The media landscape has shifted enormously in the last ten years. In the US, newspapers no longer have a staff of music critics - except the Times (and any other paper?) - and it seems most papers don't even have one any more. There are two full-time classical music critics left in California, if I'm not mistaken. Bloggers aren't exactly making up the journalism gap, but we're trying.
Many or most bloggers aren't credentialed; that is, many of us are writing about subjects in which we don't have a degree or professional experience or some other imprimatur of respectability. We're not writing for an official organization, whether that's a newspaper or magazine an online journal such as SFCV or NewMusicBox or Salon or the HuffPost.
We're not professionals who are getting paid for what we do, though I was getting paid for reviews by SFCV before I started blogging, and at least one blogger has vaulted into the pages of the NY Post.
Locally, how bloggers get treated by musical organizations varies quite a bit, depending on the attitudes and knowledge of their press departments, paid publicists, and/or the organization members running publicity on a volunteer basis. Here's some of what I know:
- A few medium-sized professional organizations regularly send me ticket offers.
- These organizations are somewhat haphazard about who they do offer tickets to.
- A number of small organizations have me on their press lists, but don't send ticket offers.

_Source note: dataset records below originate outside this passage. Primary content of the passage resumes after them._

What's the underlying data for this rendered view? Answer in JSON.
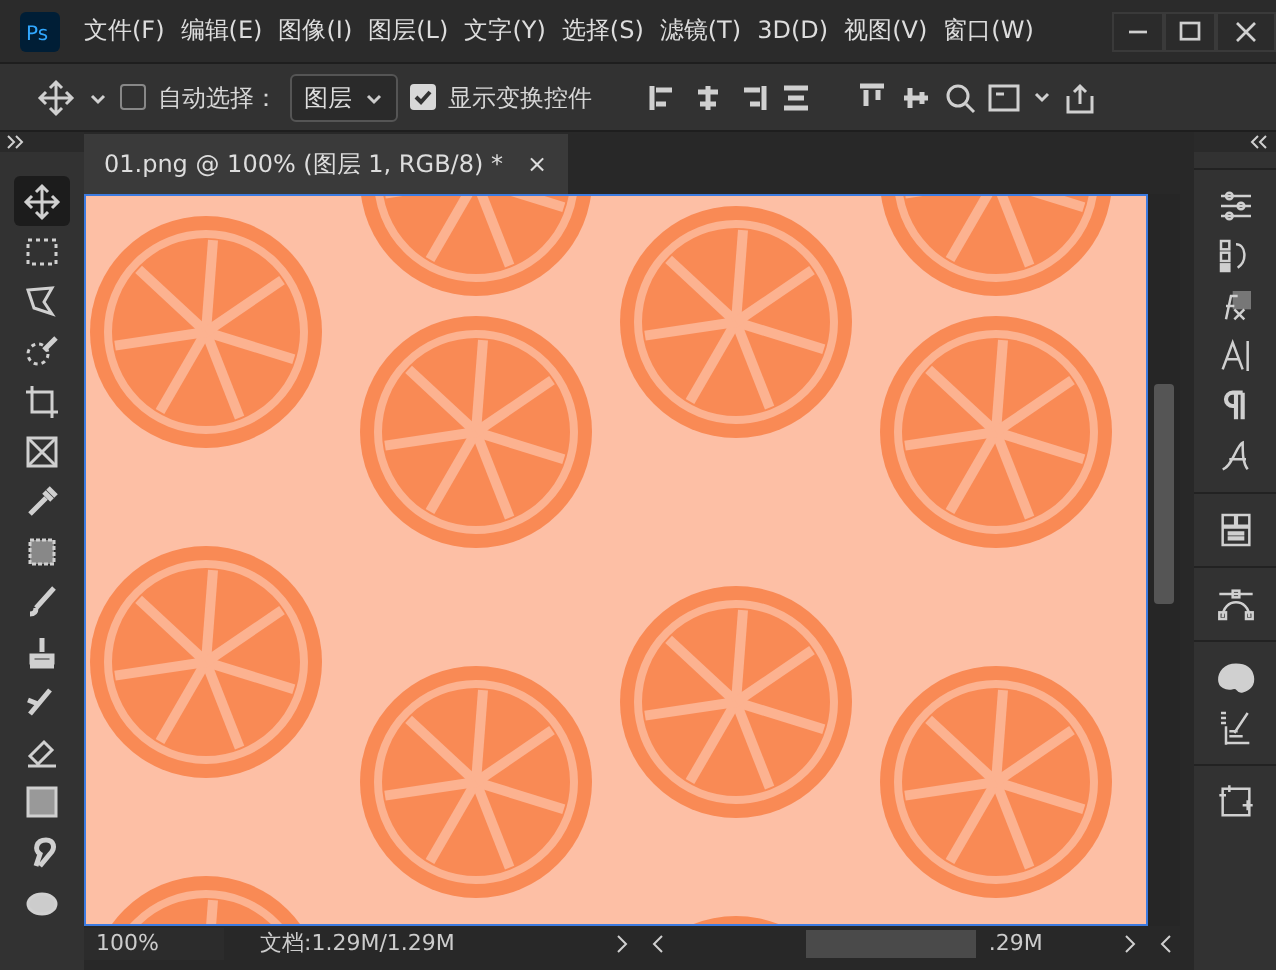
{
  "app_logo": "Ps",
  "menu": [
    "文件(F)",
    "编辑(E)",
    "图像(I)",
    "图层(L)",
    "文字(Y)",
    "选择(S)",
    "滤镜(T)",
    "3D(D)",
    "视图(V)",
    "窗口(W)"
  ],
  "options_bar": {
    "auto_select": {
      "label": "自动选择：",
      "checked": false
    },
    "target": {
      "value": "图层"
    },
    "show_transform": {
      "label": "显示变换控件",
      "checked": true
    }
  },
  "document_tab": {
    "title": "01.png @ 100% (图层 1, RGB/8) *",
    "close": "×"
  },
  "tools": [
    {
      "selected": true
    },
    {
      "selected": false
    },
    {
      "selected": false
    },
    {
      "selected": false
    },
    {
      "selected": false
    },
    {
      "selected": false
    },
    {
      "selected": false
    },
    {
      "selected": false
    },
    {
      "selected": false
    },
    {
      "selected": false
    },
    {
      "selected": false
    },
    {
      "selected": false
    },
    {
      "selected": false
    },
    {
      "selected": false
    },
    {
      "selected": false
    }
  ],
  "status_bar": {
    "zoom": "100%",
    "doc_size": "文档:1.29M/1.29M",
    "overlap_text": ".29M"
  }
}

- One small organization that I know of has been making ticket offers to bloggers, among other reviewers, since last spring.
- I don't get offers from SFS, though from the number of bloggers I see there, I think they give tickets on request to bloggers.
- SF Opera doesn't make offers to bloggers (or at least not to me). They have been known to refuse to put bloggers on their press-release mailing list, which I simply don't understand. I do get their press releases, presumably because I've reviewed them many times for SFCV.
Here's what I think musical organizations and presenters should do: make up your minds about your policies, let bloggers know what they are, and be consistent.
This is especially important for small organizations. As a matter of your own survival, I think it behooves you to make comps available to bloggers. We all know that Joshua Kosman can't be in more than one place a night or three or four places each week. Even SFCV can't cover the onslaught of performances; they have limits of their own.
You want coverage, we're your best source. At the organization size I'm thinking of, wider coverage from bloggers might even make a difference in attendance and in general awareness of your group.
It's not a survival issue for SFS and SFO, or, I imagine, for presenters such as SF Performances and Cal Performances. They've got the big bucks donors, which small choruses, new music groups, and other small organizations simply don't.